Мама пыталась что-то сказать ему по-английски, но от волнения не нашла слов и, повернувшись ко мне, спросила по-испански. Я быстро перевела ее вопрос доктору.
— Этот шрам всегда будет таким, как сейчас?
— Боюсь, что да, — спокойно ответил тот. — И ничего с ним поделать нельзя. Если бы у нас был пластический хирург в тот самый день, когда она поранила ногу, можно было попытаться немного скорректировать его, например убрать немного кожи. Но я не думаю, что ваша медицинская страховка покрыла бы эти расходы. — Он сделал паузу и пристально посмотрел на нас обеих, явно озадаченный нашим волнением. — О, право же, не стоит придавать слишком большого значения этому келоидному шраму. Вы слишком красивая юная леди, чтобы беспокоиться насчет какого-то небольшого шрама на ноге, да еще в таком месте, которое никто из посторонних никогда не увидит. Уверен, что даже самые обыкновенные летние сандалии закроют этот шрам. — Он улыбнулся, а потом закончил разговор неожиданной фразой, которая сейчас, шестнадцать лет спустя, звучит как проклятие: — Если у вас появляется келоидный шрам, то гораздо лучше, если он находится в том месте, которое вы сами будете видеть очень редко.
Поэтому пока мои мама и сын увлеченно покупали сладости и булочки у доньи Марины, я стояла в ванной комнате перед зеркалом и осторожно, слой за слоем, снимала бинты. Мое новое отражение в зеркале, казалось, возопило от горя сильнее, чем я сама.
Кэти бы наверняка знала, что делать в такой трудный момент. Иногда мне казалось, что я вижу ее в зеркале позади себя. Она как будто прикрывает рану на шее моими густыми волосами и шепчет мне на ухо: «Ну а сейчас самое прекрасное время покурить немного прекрасной гадости».
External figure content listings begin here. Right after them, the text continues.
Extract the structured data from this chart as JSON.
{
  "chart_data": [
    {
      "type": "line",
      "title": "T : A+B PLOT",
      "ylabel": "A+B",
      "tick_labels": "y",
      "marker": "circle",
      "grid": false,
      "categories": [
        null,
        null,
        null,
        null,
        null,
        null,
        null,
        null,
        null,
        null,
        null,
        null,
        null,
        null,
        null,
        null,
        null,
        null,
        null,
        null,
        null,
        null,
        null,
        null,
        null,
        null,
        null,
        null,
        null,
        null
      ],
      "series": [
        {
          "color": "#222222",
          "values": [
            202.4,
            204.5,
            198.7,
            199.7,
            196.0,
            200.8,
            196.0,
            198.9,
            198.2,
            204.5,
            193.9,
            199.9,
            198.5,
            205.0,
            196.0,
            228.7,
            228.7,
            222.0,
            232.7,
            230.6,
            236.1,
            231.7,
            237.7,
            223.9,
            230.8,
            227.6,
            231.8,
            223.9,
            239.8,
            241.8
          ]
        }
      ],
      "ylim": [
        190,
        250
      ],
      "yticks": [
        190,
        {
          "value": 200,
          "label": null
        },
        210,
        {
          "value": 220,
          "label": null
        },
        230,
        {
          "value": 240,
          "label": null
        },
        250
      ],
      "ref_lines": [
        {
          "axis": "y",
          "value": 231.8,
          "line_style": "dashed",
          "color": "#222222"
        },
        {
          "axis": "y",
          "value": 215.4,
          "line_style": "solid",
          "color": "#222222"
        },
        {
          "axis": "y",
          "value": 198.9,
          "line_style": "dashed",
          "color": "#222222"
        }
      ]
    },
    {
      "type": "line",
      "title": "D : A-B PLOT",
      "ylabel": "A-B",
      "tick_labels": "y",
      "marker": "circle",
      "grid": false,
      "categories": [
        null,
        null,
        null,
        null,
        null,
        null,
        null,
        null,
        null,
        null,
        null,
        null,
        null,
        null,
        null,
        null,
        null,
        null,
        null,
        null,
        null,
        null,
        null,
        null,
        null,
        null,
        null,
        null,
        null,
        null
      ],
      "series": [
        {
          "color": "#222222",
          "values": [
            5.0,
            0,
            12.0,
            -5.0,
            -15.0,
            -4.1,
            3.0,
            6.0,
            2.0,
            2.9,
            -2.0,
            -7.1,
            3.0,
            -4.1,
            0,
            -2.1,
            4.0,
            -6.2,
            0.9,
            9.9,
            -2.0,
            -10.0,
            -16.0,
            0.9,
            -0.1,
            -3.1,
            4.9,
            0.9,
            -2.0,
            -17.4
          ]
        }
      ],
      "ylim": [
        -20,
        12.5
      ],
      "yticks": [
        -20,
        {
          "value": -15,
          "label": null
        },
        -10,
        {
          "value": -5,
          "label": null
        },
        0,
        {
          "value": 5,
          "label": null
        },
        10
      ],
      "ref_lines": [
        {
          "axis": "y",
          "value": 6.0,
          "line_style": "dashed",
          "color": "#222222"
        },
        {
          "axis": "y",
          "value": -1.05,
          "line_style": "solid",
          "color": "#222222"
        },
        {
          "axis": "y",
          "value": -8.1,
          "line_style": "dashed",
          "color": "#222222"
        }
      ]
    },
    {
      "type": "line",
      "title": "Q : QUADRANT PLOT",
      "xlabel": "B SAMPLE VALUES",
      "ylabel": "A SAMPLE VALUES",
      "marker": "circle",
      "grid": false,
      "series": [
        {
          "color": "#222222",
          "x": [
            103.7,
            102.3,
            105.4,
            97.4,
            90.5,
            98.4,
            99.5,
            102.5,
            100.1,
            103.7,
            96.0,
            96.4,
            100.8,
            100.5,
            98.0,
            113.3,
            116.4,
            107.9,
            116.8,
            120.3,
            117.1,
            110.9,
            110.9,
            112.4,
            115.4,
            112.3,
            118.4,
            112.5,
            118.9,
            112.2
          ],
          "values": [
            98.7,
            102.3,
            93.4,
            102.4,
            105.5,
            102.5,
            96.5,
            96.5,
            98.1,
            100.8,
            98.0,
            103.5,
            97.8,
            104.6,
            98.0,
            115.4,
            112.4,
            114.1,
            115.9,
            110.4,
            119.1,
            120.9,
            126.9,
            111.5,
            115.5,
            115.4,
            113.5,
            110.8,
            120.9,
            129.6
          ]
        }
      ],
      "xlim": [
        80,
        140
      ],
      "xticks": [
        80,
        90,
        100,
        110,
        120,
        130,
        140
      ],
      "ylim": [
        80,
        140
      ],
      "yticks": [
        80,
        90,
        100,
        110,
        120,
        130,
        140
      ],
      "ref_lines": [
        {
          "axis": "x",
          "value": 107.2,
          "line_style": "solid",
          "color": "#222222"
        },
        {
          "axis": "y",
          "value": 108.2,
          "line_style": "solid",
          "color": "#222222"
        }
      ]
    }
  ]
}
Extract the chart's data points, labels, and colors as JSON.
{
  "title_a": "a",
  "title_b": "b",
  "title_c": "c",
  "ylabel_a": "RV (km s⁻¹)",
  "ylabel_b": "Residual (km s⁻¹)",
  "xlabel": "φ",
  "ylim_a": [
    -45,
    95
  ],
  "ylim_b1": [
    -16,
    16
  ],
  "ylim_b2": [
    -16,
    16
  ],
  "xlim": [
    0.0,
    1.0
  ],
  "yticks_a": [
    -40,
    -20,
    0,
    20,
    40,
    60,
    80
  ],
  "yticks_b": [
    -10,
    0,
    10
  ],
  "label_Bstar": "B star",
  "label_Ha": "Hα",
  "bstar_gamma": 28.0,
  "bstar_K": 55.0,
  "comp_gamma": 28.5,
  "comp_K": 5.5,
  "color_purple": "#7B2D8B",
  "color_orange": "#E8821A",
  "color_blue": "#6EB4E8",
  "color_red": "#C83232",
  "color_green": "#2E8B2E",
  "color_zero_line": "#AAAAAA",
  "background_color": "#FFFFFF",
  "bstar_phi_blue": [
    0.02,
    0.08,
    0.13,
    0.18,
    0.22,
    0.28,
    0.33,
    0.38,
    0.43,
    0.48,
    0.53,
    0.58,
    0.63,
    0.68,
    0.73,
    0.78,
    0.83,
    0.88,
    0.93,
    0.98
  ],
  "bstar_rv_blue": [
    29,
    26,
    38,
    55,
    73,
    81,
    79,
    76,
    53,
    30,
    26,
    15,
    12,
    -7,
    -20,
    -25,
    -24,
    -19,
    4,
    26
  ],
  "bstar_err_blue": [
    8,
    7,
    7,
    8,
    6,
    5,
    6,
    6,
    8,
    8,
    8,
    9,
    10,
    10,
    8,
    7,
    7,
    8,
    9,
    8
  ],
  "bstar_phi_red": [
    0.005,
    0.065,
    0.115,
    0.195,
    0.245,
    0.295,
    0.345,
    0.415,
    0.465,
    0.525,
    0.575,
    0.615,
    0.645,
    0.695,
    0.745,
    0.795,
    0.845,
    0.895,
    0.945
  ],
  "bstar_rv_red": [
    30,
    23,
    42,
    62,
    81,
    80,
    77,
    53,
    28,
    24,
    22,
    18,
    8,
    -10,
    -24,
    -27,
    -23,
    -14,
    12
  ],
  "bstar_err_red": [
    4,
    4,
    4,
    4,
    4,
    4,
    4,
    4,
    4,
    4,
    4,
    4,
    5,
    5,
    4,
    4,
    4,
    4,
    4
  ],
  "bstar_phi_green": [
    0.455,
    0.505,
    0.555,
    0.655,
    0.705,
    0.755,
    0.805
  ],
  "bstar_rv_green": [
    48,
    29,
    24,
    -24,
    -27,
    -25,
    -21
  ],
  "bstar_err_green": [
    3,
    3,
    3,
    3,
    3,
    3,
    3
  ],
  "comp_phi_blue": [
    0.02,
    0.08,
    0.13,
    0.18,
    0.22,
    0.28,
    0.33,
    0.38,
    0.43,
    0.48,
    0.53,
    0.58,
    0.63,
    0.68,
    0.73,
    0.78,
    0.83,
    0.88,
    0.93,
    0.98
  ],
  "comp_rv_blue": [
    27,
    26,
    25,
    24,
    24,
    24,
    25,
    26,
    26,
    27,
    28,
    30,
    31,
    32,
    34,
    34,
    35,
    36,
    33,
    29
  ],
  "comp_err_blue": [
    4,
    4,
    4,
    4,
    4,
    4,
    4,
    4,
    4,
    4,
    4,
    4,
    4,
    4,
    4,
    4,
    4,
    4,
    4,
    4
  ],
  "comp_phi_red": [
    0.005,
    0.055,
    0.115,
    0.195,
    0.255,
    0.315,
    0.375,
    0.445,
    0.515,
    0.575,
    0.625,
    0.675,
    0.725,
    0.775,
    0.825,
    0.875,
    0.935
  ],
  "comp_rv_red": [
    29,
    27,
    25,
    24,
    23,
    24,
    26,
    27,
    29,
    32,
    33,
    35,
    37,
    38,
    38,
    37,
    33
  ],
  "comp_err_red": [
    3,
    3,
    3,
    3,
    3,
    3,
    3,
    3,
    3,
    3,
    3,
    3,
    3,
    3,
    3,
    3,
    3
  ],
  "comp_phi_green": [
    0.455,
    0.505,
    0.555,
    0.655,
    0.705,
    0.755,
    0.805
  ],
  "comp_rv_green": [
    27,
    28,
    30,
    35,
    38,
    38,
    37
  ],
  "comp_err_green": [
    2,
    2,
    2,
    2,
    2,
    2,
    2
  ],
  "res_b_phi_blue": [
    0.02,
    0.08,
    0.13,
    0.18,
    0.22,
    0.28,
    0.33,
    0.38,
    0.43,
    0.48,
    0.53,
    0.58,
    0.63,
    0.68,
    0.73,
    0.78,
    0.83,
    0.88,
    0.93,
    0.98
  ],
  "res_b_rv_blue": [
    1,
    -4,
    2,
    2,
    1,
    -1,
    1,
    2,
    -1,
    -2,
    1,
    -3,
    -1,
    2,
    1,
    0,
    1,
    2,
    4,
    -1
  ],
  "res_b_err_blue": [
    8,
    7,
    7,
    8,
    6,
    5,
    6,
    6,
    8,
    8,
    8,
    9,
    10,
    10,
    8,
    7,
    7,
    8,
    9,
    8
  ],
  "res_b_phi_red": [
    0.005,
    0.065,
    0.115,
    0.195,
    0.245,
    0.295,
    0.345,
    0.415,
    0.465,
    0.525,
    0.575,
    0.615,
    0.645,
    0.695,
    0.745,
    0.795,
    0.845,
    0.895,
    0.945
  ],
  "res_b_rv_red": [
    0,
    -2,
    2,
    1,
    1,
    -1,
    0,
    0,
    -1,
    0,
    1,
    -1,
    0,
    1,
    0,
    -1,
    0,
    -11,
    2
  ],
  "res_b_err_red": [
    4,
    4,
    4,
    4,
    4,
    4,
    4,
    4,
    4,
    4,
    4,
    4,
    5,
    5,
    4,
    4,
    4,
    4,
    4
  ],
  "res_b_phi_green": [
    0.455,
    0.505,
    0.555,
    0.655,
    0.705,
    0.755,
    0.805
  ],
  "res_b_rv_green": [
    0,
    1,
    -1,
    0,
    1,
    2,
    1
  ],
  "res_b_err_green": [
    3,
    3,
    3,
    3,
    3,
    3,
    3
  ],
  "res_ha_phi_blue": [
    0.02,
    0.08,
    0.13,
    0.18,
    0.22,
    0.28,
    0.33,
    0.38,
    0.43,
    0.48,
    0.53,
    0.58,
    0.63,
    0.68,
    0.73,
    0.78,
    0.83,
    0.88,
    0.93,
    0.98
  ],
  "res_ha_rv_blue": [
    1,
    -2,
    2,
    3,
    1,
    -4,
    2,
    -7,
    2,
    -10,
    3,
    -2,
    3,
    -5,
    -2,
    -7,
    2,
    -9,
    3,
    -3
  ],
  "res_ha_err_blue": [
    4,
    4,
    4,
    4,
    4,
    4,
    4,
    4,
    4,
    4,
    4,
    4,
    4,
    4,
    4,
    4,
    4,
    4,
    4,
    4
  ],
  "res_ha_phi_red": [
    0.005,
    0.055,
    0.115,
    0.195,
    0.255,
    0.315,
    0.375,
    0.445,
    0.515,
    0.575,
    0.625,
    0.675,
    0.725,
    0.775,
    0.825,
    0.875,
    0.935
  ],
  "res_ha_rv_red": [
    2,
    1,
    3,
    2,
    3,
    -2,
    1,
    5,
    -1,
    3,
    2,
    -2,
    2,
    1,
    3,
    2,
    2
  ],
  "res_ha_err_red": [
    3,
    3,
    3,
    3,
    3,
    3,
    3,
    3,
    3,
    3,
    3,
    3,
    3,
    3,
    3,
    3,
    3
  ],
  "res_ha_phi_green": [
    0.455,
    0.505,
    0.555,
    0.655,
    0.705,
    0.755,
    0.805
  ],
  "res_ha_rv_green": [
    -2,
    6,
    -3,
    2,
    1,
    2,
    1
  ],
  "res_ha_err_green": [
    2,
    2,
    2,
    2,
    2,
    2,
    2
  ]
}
Именно этим мы и занялись бы сейчас. Пока Серхио бегает между длинными деревянными рядами прилавков с томатной пастой и банками с перцем, а мать увлеченно выслушивает последние сплетни от доньи Марины, мы с Кэти свернули бы толстый косяк и вышли бы на заднюю веранду моего маленького домика в Джермантауне, откуда открывается прекрасный вид на новый променад, построенный здесь совсем недавно. Он находится к северу от центра города и представляет собой огромное пространство, украшенное большим количеством небольших магазинов и уютных ресторанов, которые практически за один год удвоили стоимость моей небольшой собственности. Немного прибалдев от травки, мы быстро забыли бы о моих шрамах, а потом вновь вернулись бы к ним, но уже совсем в другом настроении. Кэти знала, как вести подобные разговоры. Именно так она поступала, когда я порвала отношения с одним белым парнем в Атланте, когда училась в старшем классе, или когда соседские девочки набросились на меня с идиотскими расспросами о том, сколько денег я спрятала в книгах. Да, Кэти знала толк в таких делах. Она могла запросто сказать что-то вроде: «Этот трусливый pendejo,[10]который порезал тебя, уже покойник. А ты жива и будешь еще долго жить. Ты не заслужила эти ужасные шрамы, но ты заслужила право на жизнь». Да, она непременно сказала бы что-то вроде этого своим приятным голосом и обязательно приятное для меня.